Everybody’s public unless you buy your privacy.
I looked for opportunities to sell my phone online. eBay and Craigslist are good options but I did my research to know if there’s another way to sell it faster. After that, the ads in the webpages I visit are by gazelle.com, a website that buys gadgets. This happens to you as well. Our activities online were tracked and the ads we see are customized according to our interests.
It’s not only online where we are scouted. Go to a store and see yourself in the monitor as you move in the CCTV camera. Travel abroad and they’ll require your photo for the immigration. Apply for jobs, sign up for a service, download anything – almost in everywhere you’ll have records of what you did and where you’ve been.
Researchers from the German Institute for Economic Research and the University of Cambridge investigated whether people will pay more money for privacy. People are willing to give their phone numbers when buying movie tickets as long as they’re paying less.

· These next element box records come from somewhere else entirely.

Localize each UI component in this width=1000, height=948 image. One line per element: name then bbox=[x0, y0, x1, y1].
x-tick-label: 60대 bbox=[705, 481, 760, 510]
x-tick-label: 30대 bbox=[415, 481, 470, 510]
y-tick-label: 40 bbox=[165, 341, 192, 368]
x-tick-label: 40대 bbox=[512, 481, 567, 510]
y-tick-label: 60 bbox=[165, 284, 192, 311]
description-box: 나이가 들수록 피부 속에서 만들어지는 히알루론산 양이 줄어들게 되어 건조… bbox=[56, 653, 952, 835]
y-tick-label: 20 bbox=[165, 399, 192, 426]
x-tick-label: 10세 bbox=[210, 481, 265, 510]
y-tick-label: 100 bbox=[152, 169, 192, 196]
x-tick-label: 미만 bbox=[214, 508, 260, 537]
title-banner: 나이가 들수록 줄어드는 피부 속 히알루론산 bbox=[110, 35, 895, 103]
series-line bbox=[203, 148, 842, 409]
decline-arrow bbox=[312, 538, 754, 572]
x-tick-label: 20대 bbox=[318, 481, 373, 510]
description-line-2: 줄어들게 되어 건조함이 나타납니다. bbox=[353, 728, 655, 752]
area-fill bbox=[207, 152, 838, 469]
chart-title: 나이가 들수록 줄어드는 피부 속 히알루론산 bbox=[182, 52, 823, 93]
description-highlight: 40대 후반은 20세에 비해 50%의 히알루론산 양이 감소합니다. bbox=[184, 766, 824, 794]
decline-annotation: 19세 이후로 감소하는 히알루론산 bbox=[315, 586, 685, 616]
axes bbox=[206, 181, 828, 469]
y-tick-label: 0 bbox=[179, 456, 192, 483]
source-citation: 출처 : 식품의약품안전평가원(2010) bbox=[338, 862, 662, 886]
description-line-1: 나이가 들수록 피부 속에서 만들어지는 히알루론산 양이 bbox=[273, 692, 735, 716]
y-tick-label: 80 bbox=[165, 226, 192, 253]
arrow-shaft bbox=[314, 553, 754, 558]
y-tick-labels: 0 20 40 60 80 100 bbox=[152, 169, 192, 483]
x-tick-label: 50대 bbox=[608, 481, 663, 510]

Carnegie Mellon University researchers countered this study. Their results show that people will pay 60 cents more for a $15 item to protect their privacy.
Products like Evernote, a terrific notes software, will ask you to buy premium just to get rid of Ads. If you’re poor, you wouldn’t pay for premium. You’ll stick with free and get used to the parties tracking your activities for relevant ads posting. If you can afford, you can buy and disappear just like that.
In this time where privacy was becoming a luxury commodity, are you willing to pay for it?